🌱 Seedling

When to Stop Measuring: Diminishing Returns of Data Collection

· 2 min read
After reducing a data collection footprint from 847 tracked events to 312, one product team found that analytical output quality increased by 25% (measured by stakeholder satisfaction scores) while storage and processing costs dropped by 38%. Collecting less data with more intention produced better outcomes than comprehensive data hoarding.

When does more data collection actually reduce analytical value?

More data collection reduces analytical value when the noise-to-signal ratio increases, when analysts spend more time navigating irrelevant data than analyzing relevant data, and when the cognitive cost of understanding a complex data model exceeds the benefit of any individual data point.

I worked with a team that tracked 847 distinct events in their product analytics. When I asked which events were used in regular analysis, the answer was 89. When I asked which events had been queried at all in the last 6 months, the answer was 198. The remaining 649 events were collected “just in case.” That “just in case” data was not free. It consumed storage, complicated the event schema, slowed query performance, and made the analytics environment harder to navigate.

The via negativa approach applies directly. Subtraction improves systems.

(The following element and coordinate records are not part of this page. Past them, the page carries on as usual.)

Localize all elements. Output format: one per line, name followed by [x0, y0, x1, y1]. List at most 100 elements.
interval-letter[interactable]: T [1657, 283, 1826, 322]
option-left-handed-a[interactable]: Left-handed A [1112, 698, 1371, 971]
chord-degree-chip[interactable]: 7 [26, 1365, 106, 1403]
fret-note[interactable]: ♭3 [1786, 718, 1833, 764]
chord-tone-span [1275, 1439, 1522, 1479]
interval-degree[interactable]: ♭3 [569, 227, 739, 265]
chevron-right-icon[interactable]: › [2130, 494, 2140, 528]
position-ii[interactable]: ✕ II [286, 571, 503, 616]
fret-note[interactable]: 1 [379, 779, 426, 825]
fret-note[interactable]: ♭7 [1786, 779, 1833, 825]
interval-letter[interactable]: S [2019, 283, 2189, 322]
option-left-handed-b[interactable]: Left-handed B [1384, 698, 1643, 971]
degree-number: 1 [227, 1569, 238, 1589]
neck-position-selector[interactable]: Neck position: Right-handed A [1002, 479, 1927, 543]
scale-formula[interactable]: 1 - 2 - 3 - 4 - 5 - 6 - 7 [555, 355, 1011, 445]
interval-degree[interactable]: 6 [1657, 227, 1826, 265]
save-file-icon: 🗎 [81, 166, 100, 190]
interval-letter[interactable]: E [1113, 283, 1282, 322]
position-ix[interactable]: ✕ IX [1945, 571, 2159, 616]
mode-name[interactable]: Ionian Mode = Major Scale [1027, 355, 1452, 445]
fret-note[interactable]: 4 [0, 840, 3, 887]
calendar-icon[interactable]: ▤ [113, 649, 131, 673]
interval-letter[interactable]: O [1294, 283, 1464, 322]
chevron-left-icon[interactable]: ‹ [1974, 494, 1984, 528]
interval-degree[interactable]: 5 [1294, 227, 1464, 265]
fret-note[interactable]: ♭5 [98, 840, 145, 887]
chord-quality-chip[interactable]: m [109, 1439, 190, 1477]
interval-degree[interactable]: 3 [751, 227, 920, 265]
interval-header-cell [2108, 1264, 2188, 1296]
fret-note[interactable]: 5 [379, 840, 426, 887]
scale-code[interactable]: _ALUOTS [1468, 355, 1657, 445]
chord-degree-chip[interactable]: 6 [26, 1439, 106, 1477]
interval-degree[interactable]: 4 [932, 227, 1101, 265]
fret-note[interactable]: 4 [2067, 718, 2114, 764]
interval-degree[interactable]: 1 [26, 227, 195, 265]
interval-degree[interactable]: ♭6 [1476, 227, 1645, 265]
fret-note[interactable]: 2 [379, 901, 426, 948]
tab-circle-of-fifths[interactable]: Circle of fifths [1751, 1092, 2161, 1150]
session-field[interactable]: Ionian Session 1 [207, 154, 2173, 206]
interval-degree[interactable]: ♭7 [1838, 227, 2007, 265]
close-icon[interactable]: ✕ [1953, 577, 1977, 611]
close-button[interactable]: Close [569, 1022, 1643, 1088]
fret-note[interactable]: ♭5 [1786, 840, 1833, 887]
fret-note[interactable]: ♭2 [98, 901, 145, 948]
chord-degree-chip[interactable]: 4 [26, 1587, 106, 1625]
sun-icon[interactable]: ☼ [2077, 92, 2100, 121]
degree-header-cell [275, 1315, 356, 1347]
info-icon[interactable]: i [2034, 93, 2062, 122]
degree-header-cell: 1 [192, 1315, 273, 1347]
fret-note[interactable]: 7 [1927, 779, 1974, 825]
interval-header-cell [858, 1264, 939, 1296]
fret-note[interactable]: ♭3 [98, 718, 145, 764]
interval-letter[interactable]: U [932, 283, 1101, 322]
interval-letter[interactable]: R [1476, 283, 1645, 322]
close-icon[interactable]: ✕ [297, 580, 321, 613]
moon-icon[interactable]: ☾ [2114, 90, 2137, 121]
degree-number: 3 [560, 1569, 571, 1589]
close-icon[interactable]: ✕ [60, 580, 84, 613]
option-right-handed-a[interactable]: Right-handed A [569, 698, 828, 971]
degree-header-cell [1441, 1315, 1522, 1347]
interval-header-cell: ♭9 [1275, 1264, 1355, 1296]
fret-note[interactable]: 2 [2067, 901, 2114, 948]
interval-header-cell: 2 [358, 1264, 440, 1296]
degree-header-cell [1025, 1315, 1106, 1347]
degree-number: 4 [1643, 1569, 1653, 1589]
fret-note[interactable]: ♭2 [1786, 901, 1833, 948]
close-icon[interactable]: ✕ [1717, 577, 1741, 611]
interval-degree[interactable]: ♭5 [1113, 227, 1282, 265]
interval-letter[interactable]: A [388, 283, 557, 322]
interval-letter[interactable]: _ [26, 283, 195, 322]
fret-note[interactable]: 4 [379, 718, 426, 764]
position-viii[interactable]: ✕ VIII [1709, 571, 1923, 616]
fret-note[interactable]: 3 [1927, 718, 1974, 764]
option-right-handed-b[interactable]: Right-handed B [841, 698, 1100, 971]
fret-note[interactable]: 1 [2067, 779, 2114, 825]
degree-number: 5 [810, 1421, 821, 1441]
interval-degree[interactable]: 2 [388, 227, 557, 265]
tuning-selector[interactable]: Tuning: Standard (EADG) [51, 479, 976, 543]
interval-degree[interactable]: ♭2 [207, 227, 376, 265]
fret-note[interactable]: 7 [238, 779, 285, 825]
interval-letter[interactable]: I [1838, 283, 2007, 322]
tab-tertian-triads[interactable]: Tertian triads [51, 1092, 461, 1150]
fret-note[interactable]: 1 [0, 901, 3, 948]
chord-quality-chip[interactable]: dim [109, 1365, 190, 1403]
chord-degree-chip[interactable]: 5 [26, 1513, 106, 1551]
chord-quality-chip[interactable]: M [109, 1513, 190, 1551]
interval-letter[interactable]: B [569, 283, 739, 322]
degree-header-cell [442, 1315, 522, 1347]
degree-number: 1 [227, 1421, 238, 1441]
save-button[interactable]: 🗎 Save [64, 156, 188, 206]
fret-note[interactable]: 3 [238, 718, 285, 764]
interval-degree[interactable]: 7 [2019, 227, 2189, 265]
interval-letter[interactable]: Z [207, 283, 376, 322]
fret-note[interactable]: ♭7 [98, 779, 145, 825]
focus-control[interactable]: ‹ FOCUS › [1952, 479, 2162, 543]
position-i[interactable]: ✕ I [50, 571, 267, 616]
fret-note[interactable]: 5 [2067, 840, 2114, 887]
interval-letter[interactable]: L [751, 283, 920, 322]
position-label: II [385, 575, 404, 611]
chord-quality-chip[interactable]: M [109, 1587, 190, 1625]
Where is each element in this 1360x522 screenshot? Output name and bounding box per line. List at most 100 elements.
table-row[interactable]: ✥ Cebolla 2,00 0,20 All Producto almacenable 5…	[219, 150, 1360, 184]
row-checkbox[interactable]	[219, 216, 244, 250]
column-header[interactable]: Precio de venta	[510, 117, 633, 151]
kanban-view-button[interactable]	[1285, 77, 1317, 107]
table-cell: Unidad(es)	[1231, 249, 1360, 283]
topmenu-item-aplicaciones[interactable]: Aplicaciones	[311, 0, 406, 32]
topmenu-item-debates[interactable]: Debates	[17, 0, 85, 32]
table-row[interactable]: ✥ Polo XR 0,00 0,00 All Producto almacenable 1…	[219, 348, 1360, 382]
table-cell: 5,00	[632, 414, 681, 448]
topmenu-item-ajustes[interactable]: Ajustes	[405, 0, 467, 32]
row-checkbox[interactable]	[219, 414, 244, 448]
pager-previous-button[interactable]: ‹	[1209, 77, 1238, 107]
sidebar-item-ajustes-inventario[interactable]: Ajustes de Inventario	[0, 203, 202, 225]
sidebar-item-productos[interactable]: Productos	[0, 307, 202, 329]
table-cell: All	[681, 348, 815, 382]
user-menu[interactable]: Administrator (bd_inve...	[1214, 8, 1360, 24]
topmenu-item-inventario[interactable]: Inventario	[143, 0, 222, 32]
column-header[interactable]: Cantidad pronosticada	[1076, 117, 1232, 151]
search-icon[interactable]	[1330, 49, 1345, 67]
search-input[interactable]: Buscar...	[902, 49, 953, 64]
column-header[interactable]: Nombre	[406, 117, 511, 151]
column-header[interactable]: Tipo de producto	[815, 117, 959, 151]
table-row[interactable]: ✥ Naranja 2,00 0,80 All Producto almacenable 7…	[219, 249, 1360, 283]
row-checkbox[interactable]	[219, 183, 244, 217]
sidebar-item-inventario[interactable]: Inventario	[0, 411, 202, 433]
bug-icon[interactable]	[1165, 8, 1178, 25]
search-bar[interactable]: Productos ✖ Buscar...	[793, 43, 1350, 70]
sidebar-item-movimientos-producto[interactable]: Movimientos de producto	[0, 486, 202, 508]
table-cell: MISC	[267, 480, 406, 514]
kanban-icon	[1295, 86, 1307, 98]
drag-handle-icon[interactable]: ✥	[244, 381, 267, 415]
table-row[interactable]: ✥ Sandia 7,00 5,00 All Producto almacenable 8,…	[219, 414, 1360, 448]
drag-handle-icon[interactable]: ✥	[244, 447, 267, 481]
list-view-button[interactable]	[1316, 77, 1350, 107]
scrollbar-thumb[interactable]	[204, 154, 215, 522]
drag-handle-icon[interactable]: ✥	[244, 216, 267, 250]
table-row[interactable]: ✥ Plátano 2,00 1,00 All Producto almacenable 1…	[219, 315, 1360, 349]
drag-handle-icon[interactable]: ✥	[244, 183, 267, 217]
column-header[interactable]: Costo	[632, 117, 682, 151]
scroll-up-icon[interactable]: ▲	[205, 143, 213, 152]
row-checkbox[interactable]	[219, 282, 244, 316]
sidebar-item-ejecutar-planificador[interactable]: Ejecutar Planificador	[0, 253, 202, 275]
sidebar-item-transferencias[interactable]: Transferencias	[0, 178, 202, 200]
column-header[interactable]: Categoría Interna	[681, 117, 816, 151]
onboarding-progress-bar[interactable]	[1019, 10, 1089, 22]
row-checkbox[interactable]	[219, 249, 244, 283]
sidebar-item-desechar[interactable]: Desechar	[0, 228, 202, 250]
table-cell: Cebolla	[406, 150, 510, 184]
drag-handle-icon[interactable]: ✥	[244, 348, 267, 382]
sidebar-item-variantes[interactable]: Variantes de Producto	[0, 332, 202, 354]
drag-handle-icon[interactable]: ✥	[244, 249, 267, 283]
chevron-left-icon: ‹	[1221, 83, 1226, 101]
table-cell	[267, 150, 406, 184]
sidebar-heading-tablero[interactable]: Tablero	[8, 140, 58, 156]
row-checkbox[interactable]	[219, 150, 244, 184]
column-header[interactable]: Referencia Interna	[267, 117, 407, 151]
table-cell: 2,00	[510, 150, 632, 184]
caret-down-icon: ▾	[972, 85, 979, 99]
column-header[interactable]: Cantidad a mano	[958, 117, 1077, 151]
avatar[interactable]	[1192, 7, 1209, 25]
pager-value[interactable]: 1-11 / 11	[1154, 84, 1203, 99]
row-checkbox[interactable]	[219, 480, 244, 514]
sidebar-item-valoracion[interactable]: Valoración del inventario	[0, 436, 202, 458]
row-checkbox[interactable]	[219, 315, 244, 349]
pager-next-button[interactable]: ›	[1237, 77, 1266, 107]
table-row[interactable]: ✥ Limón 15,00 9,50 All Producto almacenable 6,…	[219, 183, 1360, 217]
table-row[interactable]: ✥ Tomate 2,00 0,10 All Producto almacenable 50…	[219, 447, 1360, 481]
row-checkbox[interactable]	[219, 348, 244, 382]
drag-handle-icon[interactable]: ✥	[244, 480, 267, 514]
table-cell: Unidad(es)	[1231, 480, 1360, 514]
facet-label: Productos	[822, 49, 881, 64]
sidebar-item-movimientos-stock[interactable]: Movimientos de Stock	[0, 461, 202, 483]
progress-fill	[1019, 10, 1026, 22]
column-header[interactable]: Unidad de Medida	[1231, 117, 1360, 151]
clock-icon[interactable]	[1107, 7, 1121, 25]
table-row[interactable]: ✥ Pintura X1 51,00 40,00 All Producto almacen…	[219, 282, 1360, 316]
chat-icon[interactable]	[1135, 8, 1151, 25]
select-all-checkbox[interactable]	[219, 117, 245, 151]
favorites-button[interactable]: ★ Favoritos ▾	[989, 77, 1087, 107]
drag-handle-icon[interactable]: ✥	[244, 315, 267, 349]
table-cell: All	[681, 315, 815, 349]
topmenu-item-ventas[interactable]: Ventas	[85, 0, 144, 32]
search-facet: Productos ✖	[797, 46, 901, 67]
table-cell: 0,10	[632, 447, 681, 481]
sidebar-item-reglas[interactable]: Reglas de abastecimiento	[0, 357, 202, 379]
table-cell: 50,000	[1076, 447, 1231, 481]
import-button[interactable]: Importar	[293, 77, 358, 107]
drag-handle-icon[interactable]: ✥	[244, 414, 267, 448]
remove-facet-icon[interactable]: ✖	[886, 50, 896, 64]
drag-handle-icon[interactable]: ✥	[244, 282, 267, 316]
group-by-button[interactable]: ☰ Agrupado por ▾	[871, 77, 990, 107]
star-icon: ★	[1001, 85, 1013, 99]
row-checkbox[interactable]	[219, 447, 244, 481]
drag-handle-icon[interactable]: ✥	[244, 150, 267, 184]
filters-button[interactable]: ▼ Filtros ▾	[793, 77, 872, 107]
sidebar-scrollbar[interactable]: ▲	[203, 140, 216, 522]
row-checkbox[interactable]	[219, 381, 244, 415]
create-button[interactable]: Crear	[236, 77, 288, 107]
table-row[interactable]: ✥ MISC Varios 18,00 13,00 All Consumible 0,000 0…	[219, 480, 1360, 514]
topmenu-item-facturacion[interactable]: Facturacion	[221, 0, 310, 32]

The Stoic principle of focusing only on what is within your control and necessary for your purpose translates into data strategy as: collect what you need, discard what you do not, and resist the temptation to hoard against imagined future needs.

How do you decide what to stop measuring?

Apply three criteria: does anyone query this data regularly, does this data inform a specific decision, and would anyone notice if this data disappeared tomorrow. If the answer to all three is no, stop collecting it.

I ran this test on 649 events. For each, I checked query logs (has this been queried in 6 months?), decision maps (does this inform a documented decision?), and stakeholder interviews (does anyone rely on this?). The results: 535 events failed all three tests. I removed them over 4 weeks. Zero complaints. Zero missed analyses. According to data minimization principles, collecting only what is needed is not just ethically sound; it produces operationally better systems.

The impulse to measure everything comes from a reasonable fear: what if we need this data later and do not have it? But that fear has a cost. Every data point collected is a data point maintained, stored, secured, and navigated around. At some point, the cost of keeping data exceeds the potential value of having it. Finding that point, and having the discipline to stop before it, is the mark of a mature data organization. The question is not “can we measure this?” It is “should we?”